The governor of Baja California, Marina del Pilar Ávila Olmeda, led the opening of the first phase of the Lázaro Cárdenas and Carranza distributor road, one of the mega projects of the RESPIRA program, which benefits and generates more wellbeing for all Baja Californians.
The first phase of this project consisted of building an underpass in Bulevar Venustiano Carranza from south-to-north, with a left turn to the west into Bulevar Lázaro Cárdenas. The governor said this road where 100,000 vehicles drive on every day can now be used.

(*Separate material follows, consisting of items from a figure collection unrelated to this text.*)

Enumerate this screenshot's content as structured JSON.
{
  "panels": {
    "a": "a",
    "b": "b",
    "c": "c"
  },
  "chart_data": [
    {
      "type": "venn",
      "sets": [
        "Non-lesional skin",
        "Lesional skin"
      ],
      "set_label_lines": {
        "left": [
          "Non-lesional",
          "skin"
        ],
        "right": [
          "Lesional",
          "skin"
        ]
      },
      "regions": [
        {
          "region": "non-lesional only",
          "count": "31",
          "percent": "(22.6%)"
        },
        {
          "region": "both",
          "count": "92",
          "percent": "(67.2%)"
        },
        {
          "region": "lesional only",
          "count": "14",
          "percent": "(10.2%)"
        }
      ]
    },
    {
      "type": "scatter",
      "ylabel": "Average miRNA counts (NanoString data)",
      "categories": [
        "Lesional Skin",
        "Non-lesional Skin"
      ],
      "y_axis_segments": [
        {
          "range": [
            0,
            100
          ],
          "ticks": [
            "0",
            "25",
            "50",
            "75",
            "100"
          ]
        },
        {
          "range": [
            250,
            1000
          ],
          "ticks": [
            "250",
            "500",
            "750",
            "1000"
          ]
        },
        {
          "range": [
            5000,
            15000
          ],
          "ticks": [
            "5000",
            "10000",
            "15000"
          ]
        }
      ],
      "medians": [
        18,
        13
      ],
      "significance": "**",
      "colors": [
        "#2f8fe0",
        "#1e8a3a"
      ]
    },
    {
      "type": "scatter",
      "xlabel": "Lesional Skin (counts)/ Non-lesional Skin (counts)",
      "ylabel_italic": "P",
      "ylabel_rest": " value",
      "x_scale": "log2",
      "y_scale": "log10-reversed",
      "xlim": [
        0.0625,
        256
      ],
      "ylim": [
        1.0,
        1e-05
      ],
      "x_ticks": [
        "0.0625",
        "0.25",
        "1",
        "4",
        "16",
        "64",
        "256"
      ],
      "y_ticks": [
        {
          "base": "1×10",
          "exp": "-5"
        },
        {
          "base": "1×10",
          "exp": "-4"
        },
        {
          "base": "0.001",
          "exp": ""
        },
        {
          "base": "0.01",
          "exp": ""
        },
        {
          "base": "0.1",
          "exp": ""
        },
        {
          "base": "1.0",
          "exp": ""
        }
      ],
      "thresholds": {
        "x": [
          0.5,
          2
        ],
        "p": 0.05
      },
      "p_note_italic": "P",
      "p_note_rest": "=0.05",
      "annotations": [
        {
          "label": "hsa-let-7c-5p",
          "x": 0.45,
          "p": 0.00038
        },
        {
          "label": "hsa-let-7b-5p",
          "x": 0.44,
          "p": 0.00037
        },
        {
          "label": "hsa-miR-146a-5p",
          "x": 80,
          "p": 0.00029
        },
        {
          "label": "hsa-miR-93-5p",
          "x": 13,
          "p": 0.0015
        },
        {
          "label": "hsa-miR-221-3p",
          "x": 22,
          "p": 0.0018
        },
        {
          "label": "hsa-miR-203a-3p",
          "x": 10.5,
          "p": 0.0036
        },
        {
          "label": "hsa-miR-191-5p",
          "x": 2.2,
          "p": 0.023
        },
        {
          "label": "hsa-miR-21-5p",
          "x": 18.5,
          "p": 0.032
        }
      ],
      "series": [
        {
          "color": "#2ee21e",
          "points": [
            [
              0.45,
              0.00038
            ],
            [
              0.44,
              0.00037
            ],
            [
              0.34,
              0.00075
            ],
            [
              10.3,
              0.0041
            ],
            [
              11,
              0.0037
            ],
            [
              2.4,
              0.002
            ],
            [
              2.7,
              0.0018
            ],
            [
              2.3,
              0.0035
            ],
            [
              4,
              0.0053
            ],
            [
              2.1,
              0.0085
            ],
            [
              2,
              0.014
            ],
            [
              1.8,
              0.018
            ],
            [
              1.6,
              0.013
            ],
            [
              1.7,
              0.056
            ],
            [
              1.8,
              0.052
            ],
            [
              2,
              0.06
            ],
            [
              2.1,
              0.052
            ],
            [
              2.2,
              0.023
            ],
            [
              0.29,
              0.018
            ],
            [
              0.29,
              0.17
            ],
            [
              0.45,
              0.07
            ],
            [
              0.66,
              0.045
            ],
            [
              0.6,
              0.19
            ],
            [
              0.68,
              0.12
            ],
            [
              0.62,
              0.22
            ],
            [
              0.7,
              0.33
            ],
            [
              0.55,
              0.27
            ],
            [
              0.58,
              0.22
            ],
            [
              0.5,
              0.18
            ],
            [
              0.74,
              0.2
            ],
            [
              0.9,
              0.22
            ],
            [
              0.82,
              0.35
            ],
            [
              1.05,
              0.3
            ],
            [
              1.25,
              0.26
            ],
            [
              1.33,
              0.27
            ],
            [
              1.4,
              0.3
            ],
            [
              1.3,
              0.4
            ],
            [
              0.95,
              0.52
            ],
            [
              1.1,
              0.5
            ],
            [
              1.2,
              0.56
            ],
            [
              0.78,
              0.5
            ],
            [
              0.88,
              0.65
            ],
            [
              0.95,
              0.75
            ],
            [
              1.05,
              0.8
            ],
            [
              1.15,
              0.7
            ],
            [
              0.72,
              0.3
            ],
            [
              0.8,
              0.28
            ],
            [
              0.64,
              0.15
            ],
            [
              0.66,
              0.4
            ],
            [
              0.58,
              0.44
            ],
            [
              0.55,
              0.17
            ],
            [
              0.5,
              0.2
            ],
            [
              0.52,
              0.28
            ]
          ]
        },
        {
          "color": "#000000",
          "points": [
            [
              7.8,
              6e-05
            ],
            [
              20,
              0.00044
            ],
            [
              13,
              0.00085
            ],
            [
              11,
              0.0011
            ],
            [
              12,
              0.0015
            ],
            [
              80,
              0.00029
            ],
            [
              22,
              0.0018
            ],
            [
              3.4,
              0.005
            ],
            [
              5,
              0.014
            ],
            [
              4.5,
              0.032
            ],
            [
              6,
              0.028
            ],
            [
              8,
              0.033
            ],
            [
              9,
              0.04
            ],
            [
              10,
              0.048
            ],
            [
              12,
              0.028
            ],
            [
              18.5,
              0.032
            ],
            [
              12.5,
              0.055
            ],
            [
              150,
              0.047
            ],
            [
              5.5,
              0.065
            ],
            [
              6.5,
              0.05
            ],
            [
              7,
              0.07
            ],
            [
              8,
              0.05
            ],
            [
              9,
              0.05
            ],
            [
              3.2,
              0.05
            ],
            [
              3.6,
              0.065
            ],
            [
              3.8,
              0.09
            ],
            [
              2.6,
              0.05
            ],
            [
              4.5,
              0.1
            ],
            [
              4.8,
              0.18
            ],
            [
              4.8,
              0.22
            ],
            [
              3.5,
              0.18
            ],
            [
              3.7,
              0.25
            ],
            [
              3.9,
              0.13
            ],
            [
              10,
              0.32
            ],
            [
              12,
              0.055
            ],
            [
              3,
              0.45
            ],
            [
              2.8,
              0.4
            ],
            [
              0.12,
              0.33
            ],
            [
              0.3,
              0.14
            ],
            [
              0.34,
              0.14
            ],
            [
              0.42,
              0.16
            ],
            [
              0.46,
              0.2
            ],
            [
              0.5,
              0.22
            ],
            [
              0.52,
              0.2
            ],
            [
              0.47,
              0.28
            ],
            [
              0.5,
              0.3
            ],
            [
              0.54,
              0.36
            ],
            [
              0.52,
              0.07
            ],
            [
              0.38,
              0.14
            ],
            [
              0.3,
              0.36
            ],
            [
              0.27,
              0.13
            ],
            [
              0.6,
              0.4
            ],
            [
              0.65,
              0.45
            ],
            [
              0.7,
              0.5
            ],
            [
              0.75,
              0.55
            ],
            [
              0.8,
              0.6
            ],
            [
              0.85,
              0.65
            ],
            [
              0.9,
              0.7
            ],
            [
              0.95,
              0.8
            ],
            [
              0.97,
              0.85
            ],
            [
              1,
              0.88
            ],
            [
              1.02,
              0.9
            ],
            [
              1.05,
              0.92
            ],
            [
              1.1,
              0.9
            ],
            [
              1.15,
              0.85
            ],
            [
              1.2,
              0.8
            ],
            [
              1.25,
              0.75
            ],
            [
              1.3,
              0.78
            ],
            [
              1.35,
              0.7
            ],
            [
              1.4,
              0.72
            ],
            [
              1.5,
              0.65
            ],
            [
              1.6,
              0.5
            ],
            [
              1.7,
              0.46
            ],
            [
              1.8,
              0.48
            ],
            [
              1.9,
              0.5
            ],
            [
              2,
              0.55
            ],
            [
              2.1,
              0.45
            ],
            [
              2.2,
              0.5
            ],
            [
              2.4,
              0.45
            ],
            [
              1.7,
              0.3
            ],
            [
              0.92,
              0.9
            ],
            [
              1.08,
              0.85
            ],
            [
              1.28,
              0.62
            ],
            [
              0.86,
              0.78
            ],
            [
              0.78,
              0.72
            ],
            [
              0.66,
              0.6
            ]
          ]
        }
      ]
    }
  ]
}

"We continue to work on this great RESPIRA program, with the projects that our city needs. This work is one of the most important ones with a total cost of 767 million pesos, and if we add all the ones that we have built in Mexicali, we have invested 1.600 billion pesos here."
With the infrastructure projects that are taking place in the state, the current administration has become the one that has built the most in the history of Baja California, and it has only been two years of this government, Ávila Olmeda stated.
The head of the Secretariat of Infrastructure, Urban Development, and Territory Redesign, Arturo Espinoza Jaramillo, stated that it is estimated that the project concludes in November.
The first phase had an investment of 396.71 million pesos. The second phase, with an investment of 371 million pesos, is more than 50% finished and it consists of an elevated bridge with three lanes from west-to-east of the Lázaro Cárdenas bridge, with an incorporation ramp towards Bulevar Carranza, Espinoza Jaramillo said.